The tension and contradictions of the polyamorous relationship, which ended recently, is under scrutiny in her most recent novel: Why does the author keep cheating if she is already in an open relationship? Is there room for jealousy in nonmonogamous love? Is the Spanish woman really attracted to her or does she have a white savior complex?

“All my stories are about these people that I am close to, but speak about issues that concern us all,” Wiener said.

Writing openly about the people in her life has gotten her in trouble, Wiener said, but she gives them a lot of credit for playing along. “They are co-writers with me,” she said. “It bores me a lot, this whole idea of the individuality of the artist.”

Wiener, who has lived in Spain since 2003, has also written about the immigrant experience in “Llamada Perdida” (“Missed Call,” unavailable in English) and alternative approaches to pregnancy and maternity in “Nueve Lunas” (“Nine Moons,” published in English by Restless Books).

“Gabriela is always pushing the boundaries and trying to ensure that these topics and issues are not taboo,” Peruvian novelist and journalist Daniel Alarcón said. “She is always opening doors for us.”

Alarcón, host of the Spanish-language “Radio Ambulante” podcast, featured Wiener in an episode about ugliness, during which the writer unpacked what it meant for her to feel unpretty. In, it she cataloged all her perceived imperfections.

“My crooked teeth. My black knees. My fat arms. My sagging breasts. My small eyes circled by two black bags. My shiny and grainy nose. My black, witchy hair.”

The inventory went on and on.

What happened afterward is exactly what Wiener had hoped for: “A lot of women came to tell me that it had liberated them from their own physical complexes,” she said. “That’s what happens. You create something and it can become something that mobilizes things.”

This unconventional and kamikaze approach to writing has prompted critics at times to label her work not as literature, but as “testimony,” she said. But she couldn’t care less what literary critics think, she said. “I feel less and less ‘a real writer’ every day. And proudly so.”

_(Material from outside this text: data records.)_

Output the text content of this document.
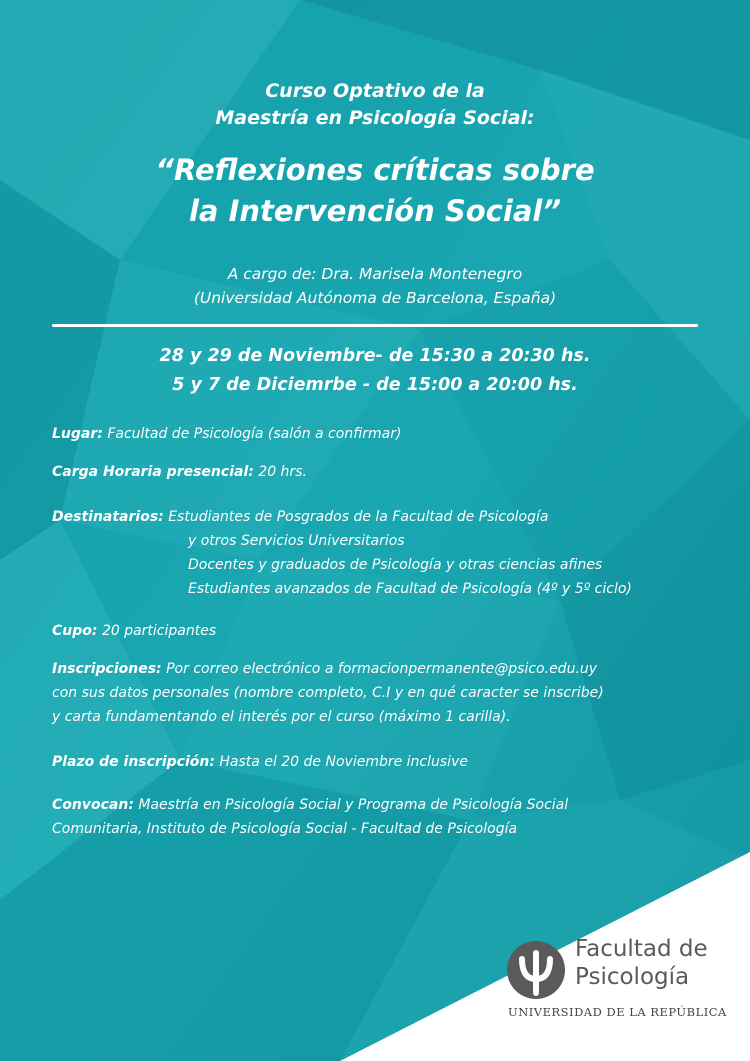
Curso Optativo de la
Maestría en Psicología Social:
“Reflexiones críticas sobre
la Intervención Social”
A cargo de: Dra. Marisela Montenegro
(Universidad Autónoma de Barcelona, España)
28 y 29 de Noviembre- de 15:30 a 20:30 hs.
5 y 7 de Diciemrbe - de 15:00 a 20:00 hs.
Lugar: Facultad de Psicología (salón a confirmar)
Carga Horaria presencial: 20 hrs.
Destinatarios: Estudiantes de Posgrados de la Facultad de Psicología
y otros Servicios Universitarios
Docentes y graduados de Psicología y otras ciencias afines
Estudiantes avanzados de Facultad de Psicología (4º y 5º ciclo)
Cupo: 20 participantes
Inscripciones: Por correo electrónico a formacionpermanente@psico.edu.uy
con sus datos personales (nombre completo, C.I y en qué caracter se inscribe)
y carta fundamentando el interés por el curso (máximo 1 carilla).
Plazo de inscripción: Hasta el 20 de Noviembre inclusive
Convocan: Maestría en Psicología Social y Programa de Psicología Social
Comunitaria, Instituto de Psicología Social - Facultad de Psicología
Facultad de
Psicología
UNIVERSIDAD DE LA REPÚBLICA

Today, Wiener thinks of herself as a “book worker,” she said, closer to artists who have made art out of their pain — such as Nan Goldin, who shot self-portraits after being battered by her boyfriend. In a tribute to Goldin, Wiener interviewed a former lover who had punched her in the face for “Dicen de Mí” (“They Say About Me,” not available in English), a collection of conversations about herself with family and friends.

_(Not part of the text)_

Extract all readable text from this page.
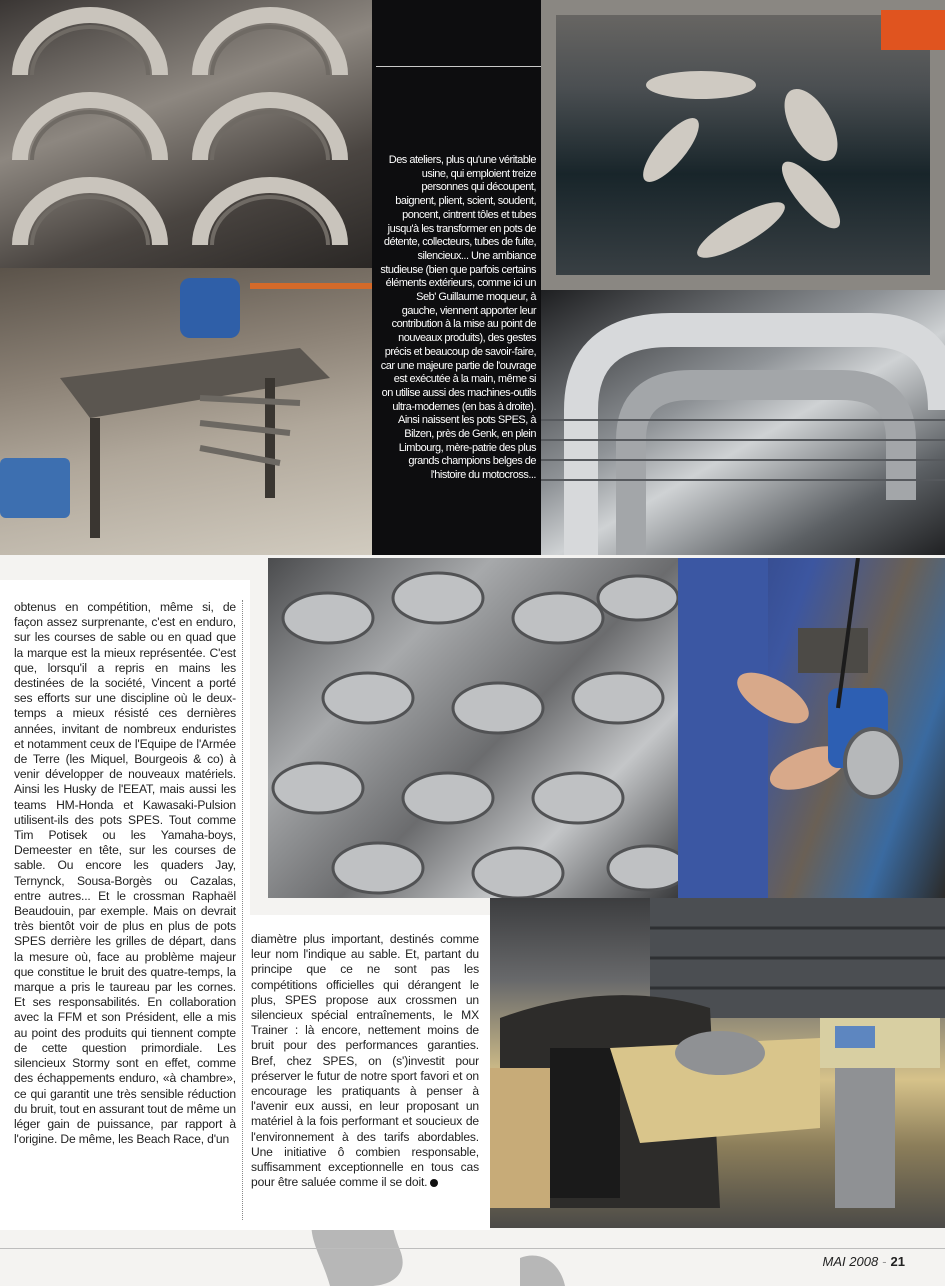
Des ateliers, plus qu'une véritable usine, qui emploient treize personnes qui découpent, baignent, plient, scient, soudent, poncent, cintrent tôles et tubes jusqu'à les transformer en pots de détente, collecteurs, tubes de fuite, silencieux... Une ambiance studieuse (bien que parfois certains éléments extérieurs, comme ici un Seb' Guillaume moqueur, à gauche, viennent apporter leur contribution à la mise au point de nouveaux produits), des gestes précis et beaucoup de savoir-faire, car une majeure partie de l'ouvrage est exécutée à la main, même si on utilise aussi des machines-outils ultra-modernes (en bas à droite). Ainsi naissent les pots SPES, à Bilzen, près de Genk, en plein Limbourg, mère-patrie des plus grands champions belges de l'histoire du motocross...
obtenus en compétition, même si, de façon assez surprenante, c'est en enduro, sur les courses de sable ou en quad que la marque est la mieux représentée. C'est que, lorsqu'il a repris en mains les destinées de la société, Vincent a porté ses efforts sur une discipline où le deux-temps a mieux résisté ces dernières années, invitant de nombreux enduristes et notamment ceux de l'Equipe de l'Armée de Terre (les Miquel, Bourgeois & co) à venir développer de nouveaux matériels. Ainsi les Husky de l'EEAT, mais aussi les teams HM-Honda et Kawasaki-Pulsion utilisent-ils des pots SPES. Tout comme Tim Potisek ou les Yamaha-boys, Demeester en tête, sur les courses de sable. Ou encore les quaders Jay, Ternynck, Sousa-Borgès ou Cazalas, entre autres... Et le crossman Raphaël Beaudouin, par exemple. Mais on devrait très bientôt voir de plus en plus de pots SPES derrière les grilles de départ, dans la mesure où, face au problème majeur que constitue le bruit des quatre-temps, la marque a pris le taureau par les cornes. Et ses responsabilités. En collaboration avec la FFM et son Président, elle a mis au point des produits qui tiennent compte de cette question primordiale. Les silencieux Stormy sont en effet, comme des échappements enduro, «à chambre», ce qui garantit une très sensible réduction du bruit, tout en assurant tout de même un léger gain de puissance, par rapport à l'origine. De même, les Beach Race, d'un
diamètre plus important, destinés comme leur nom l'indique au sable. Et, partant du principe que ce ne sont pas les compétitions officielles qui dérangent le plus, SPES propose aux crossmen un silencieux spécial entraînements, le MX Trainer : là encore, nettement moins de bruit pour des performances garanties. Bref, chez SPES, on (s')investit pour préserver le futur de notre sport favori et on encourage les pratiquants à penser à l'avenir eux aussi, en leur proposant un matériel à la fois performant et soucieux de l'environnement à des tarifs abordables. Une initiative ô combien responsable, suffisamment exceptionnelle en tous cas pour être saluée comme il se doit.
MAI 2008 - 21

For Wiener, the political is woven into her writing, but also goes beyond, into activism.

She is an outspoken anti-racist feminist, and in her opinion columns in Spanish newspapers (and occasionally in The New York Times), she has furiously denounced, among other things, Spain’s colonialism. She pointed out, for example, that Oct. 12 — the day that commemorates the arrival of Columbus on the American continent — is the main national holiday in Spain.

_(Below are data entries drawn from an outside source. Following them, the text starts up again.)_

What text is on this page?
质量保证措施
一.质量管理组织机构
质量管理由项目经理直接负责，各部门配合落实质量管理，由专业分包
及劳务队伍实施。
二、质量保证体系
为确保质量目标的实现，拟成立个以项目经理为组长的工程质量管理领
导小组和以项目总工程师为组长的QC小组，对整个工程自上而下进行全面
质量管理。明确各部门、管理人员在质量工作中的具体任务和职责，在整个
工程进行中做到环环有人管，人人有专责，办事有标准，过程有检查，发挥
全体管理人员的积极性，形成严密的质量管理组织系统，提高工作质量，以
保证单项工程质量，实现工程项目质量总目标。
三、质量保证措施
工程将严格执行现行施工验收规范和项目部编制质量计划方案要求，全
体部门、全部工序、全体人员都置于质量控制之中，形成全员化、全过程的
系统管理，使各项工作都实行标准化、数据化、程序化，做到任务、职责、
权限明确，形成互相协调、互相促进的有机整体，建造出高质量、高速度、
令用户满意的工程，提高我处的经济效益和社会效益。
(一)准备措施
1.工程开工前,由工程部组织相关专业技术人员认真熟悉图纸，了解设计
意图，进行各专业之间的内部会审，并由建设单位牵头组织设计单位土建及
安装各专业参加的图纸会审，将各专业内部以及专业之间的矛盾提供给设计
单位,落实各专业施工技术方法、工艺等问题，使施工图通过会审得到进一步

In 2020, she participated in a protest in which activists spilled red paint, to symbolize the “bloody genocide” of Indigenous people in the Americas, over the statue of Christopher Columbus that looms over a namesake square in Madrid. When, during this interview, Wiener learned that Manhattan has its own statue of Columbus — a 76-foot monument in the middle of Columbus Circle — she insisted on stopping by.

“There he is, offending and hurting people, so plump, in the middle of everything, in an absolutely central, untouched place,” she said, looking up.

Then, she tried to climb the pedestal, as a group of office workers and tourists stood by, eating their lunch in the sun.